Question

two charged objects attract each other with a force of 25 n. if the distance between them is divide by 4, what happens to the force?

Explanation:

Step1: Recall Coulomb's Law

The electrostatic force between two charged objects is given by $$F = k\frac{q_1q_2}{r^2}$$ where $k$ is Coulomb's constant, $q_1,q_2$ are the charges, and $r$ is the distance between them.

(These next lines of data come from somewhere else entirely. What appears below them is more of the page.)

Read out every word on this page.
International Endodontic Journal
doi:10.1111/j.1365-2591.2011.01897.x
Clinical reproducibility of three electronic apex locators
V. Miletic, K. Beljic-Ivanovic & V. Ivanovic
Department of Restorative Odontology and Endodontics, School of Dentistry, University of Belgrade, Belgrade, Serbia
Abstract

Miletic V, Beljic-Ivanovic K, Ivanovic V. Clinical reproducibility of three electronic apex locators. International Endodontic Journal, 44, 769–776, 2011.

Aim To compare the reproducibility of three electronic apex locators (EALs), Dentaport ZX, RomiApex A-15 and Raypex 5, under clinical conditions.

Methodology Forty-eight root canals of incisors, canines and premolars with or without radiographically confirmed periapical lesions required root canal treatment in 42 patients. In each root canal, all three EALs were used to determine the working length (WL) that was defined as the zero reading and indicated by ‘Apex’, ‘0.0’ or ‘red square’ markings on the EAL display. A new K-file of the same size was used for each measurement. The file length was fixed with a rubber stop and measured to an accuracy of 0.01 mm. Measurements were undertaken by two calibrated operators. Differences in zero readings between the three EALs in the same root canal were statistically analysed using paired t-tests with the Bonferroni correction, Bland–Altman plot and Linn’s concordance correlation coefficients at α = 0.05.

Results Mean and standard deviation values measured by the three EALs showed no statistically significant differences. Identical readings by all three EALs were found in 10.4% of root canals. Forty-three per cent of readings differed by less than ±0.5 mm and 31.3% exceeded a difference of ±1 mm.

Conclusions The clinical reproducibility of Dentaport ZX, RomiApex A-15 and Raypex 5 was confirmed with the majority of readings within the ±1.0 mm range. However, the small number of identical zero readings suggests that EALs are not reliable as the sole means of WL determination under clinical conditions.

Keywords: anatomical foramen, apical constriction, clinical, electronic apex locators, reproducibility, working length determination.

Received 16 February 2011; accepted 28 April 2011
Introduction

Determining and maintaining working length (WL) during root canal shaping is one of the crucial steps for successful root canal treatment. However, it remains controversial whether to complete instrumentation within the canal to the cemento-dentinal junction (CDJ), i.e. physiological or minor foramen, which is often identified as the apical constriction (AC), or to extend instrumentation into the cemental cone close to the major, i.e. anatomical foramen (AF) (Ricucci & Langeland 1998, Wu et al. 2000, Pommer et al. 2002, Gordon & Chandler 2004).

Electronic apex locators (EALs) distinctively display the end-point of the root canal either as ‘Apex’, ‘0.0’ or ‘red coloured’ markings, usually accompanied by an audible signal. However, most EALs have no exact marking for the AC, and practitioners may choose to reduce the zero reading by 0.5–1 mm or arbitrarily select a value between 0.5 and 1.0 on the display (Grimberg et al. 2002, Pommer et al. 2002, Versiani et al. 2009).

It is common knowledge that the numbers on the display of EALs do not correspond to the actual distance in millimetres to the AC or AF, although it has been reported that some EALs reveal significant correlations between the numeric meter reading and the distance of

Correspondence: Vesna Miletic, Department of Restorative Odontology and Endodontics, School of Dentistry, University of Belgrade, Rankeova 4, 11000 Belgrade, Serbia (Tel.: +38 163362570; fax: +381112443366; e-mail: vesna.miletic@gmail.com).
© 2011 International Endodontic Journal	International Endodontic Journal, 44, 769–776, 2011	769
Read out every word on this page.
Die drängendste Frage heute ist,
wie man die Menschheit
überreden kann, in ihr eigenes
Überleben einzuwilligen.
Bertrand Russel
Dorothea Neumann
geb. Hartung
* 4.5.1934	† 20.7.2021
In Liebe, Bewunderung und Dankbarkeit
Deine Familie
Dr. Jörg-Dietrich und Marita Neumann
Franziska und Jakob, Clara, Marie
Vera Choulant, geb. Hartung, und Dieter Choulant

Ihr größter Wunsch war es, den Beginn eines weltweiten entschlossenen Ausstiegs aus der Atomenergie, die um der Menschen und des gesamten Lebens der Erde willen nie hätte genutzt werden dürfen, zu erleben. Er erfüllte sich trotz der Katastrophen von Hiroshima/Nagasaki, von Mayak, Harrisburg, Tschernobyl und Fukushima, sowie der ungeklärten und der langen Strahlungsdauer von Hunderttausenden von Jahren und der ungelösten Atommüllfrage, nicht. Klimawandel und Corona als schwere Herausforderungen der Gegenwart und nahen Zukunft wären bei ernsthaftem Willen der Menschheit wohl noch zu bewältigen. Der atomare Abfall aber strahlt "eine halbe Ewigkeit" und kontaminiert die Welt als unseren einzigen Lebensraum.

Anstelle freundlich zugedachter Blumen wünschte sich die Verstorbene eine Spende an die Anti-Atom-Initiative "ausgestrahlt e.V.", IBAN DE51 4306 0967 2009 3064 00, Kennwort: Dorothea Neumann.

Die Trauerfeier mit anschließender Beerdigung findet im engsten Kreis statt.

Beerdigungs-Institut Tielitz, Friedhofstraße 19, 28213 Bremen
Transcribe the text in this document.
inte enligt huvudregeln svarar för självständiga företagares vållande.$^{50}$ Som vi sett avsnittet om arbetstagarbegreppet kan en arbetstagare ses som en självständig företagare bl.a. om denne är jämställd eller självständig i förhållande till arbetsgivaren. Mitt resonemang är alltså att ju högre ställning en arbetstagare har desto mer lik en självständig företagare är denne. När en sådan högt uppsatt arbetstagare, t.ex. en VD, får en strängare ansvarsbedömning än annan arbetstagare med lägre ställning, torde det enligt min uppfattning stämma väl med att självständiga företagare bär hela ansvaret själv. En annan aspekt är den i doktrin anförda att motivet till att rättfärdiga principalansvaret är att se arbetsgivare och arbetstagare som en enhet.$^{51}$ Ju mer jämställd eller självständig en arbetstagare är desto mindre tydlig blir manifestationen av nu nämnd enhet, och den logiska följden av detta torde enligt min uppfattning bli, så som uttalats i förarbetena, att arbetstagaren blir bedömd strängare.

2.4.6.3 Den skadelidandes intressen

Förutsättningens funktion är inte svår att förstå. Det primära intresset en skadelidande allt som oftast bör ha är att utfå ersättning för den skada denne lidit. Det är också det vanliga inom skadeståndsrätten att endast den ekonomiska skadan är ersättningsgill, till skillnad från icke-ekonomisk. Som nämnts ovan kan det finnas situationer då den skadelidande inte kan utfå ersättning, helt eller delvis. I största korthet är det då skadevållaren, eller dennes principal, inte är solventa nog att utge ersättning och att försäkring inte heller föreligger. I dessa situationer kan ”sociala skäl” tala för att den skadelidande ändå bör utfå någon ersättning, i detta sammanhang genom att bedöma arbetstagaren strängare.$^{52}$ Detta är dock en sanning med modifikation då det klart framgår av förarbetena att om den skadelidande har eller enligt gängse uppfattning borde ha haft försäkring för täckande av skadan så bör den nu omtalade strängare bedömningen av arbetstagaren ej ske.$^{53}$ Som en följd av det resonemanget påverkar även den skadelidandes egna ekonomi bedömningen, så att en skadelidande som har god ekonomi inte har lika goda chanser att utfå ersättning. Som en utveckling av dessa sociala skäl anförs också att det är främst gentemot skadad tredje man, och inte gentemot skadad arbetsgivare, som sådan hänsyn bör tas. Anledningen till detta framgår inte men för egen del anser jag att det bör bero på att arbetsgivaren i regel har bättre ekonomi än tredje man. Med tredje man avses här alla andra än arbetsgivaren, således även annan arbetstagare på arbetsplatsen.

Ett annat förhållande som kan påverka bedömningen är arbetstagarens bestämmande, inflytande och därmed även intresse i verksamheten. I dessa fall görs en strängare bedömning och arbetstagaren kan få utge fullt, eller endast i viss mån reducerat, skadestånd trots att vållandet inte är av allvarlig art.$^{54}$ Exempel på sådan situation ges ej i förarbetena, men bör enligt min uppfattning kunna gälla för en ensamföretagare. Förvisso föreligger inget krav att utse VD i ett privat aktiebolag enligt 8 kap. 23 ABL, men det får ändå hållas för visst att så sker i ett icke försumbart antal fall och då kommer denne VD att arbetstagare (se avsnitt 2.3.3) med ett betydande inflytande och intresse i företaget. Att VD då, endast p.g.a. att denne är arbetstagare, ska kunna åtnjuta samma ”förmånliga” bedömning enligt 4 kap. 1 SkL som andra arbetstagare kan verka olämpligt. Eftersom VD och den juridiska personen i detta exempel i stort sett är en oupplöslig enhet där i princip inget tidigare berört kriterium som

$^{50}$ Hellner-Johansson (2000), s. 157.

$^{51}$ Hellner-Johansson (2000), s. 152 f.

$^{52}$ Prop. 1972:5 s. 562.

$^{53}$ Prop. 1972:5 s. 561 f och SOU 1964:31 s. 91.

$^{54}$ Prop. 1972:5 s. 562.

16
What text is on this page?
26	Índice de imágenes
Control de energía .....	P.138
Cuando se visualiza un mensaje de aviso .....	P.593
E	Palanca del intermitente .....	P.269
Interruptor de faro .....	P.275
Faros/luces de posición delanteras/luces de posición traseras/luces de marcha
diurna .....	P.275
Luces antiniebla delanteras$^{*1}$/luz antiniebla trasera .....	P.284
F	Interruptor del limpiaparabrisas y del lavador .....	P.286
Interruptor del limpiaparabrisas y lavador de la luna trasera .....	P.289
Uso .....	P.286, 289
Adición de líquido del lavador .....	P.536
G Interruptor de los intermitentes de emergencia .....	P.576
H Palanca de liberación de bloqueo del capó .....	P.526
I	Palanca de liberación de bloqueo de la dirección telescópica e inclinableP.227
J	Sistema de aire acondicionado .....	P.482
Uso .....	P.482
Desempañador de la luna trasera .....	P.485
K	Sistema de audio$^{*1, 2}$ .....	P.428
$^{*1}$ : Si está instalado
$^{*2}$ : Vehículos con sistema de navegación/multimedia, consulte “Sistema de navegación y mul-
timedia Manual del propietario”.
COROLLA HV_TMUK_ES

Step2: Define initial force

Let initial force $F_1 = 25\ \text{N}$, initial distance $r_1 = r$. So $$25 = k\frac{q_1q_2}{r^2}$$

Step3: Calculate new distance

New distance $r_2 = \frac{r}{4}$.

Step4: Compute new force $F_2$

Substitute $r_2$ into Coulomb's Law:
$$F_2 = k\frac{q_1q_2}{(\frac{r}{4})^2} = k\frac{q_1q_2}{\frac{r^2}{16}} = 16k\frac{q_1q_2}{r^2}$$
From Step2, $k\frac{q_1q_2}{r^2}=25\ \text{N}$, so $$F_2 = 16\times25$$

Step5: Solve for $F_2$

$$F_2 = 400\ \text{N}$$

Answer:

The electrostatic force increases to 400 N (it becomes 16 times the original force).